What do you do when you have no brakes and you need to get down a hill like this?

What do you do when you have no brakes and you need to get down a hill like this?

 

 

Here’s how to deal with your broken chaincase

The nice part about towing your sled out in this case is that you don’t have to worry about removing your drive belt for once. It’s not going to slow you down or cause any damage by being in place. Also, you might as well save fuel and turn your machine off—as mentioned earlier, it’s an expensive piece of furniture at the moment.

Go ahead and attached a tow rope to the front of your sled. If you’re unsure how best to do that, check out our how to video on the topic from a few years back. Once you’re all hooked up, one pal is going to go ahead and pull you. He’s your forward power.

 

There are a few ways to tow a sled, but tying into the spindles works well.

There are a few ways to tow a sled, but tying into the spindles works well.

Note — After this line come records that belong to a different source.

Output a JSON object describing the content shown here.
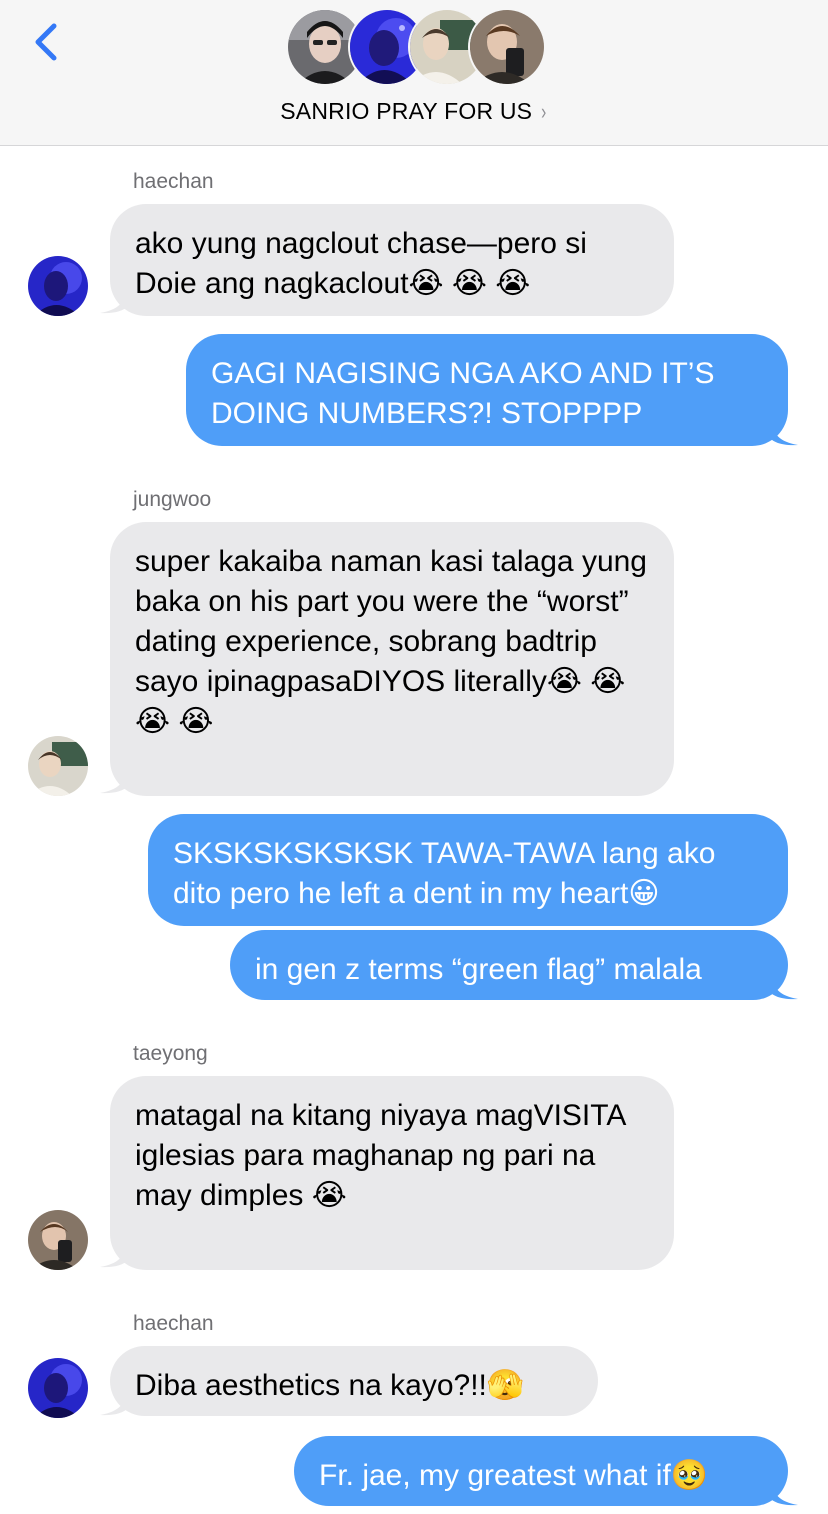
{
  "header": {
    "group_name": "SANRIO PRAY FOR US",
    "chevron": "›",
    "back_icon": "chevron-left-icon",
    "accent": "#3478f6"
  },
  "colors": {
    "incoming_bubble": "#e9e9eb",
    "outgoing_bubble": "#4f9ef8"
  },
  "messages": [
    {
      "sender": "haechan",
      "direction": "incoming",
      "text": "ako yung nagclout chase—pero si Doie ang nagkaclout😭 😭 😭"
    },
    {
      "direction": "outgoing",
      "text": "GAGI NAGISING NGA AKO AND IT’S DOING NUMBERS?! STOPPPP"
    },
    {
      "sender": "jungwoo",
      "direction": "incoming",
      "text": "super kakaiba naman kasi talaga yung baka on his part you were the “worst” dating experience, sobrang badtrip sayo ipinagpasaDIYOS literally😭 😭 😭 😭"
    },
    {
      "direction": "outgoing",
      "text": "SKSKSKSKSKSK TAWA-TAWA lang ako dito pero he left a dent in my heart😀"
    },
    {
      "direction": "outgoing",
      "text": "in gen z terms “green flag” malala"
    },
    {
      "sender": "taeyong",
      "direction": "incoming",
      "text": "matagal na kitang niyaya magVISITA iglesias para maghanap ng pari na may dimples 😭"
    },
    {
      "sender": "haechan",
      "direction": "incoming",
      "text": "Diba aesthetics na kayo?!!🫣"
    },
    {
      "direction": "outgoing",
      "text": "Fr. jae, my greatest what if🥹"
    }
  ]
}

The tow line at the front is going to do the brunt of the work, so it should be hardy.

The tow line at the front is going to do the brunt of the work, so it should be hardy.

 

This is where having a second riding buddy comes in very handy. You’ll want to attach a second tow rope from the back of your sled to the front of your other buddy’s sled. That friend is your braking power.

 

Broken Chaincase

Fix a tow line from the back of the broken sled to one behind.

 

Start towing

Roped up in a series like this, you can safely be towed in situations where there are ups and downs on the way out. If you only have one riding pal with you, then you’ll have to stop and switch from the front to the back every time the terrain changes from up to down. Depending on how far you need to tow and how varied the terrain is, this could take a very long time indeed. If you’re riding alone… well, that was a poor decision in the first place, and you’re in a lot of trouble. Start walking.

 

 

 

Once you’ve descended the last hill and hit a road or groomed trail, you’re probably okay to unhook the rear sled and proceed with the towing sled only. But the towing sled driver needs to remain alert. Check back regularly to make sure your pal behind is doing okay. Remember that any little downhill you might encounter might be enough to cause slack in the tow line, so you’ve got to be alert and keep the line taught. Try to maintain a steady speed, and slow down well in advance of corners so you can take them at a reasonable clip.

The rider on the busted sled also has to be brave, since they really have very little control at all. If you’re feeling adventurous, you can always drag your feet to slow your sled somewhat to help keep the tow line taught as needed.

 

The moral of the story is: always ride with friends that are well prepared! 

 

 

— MS

 

 

This story has been updated to reflect that not all models of snowmobile will have the ability to brake affected by a broken chaincase.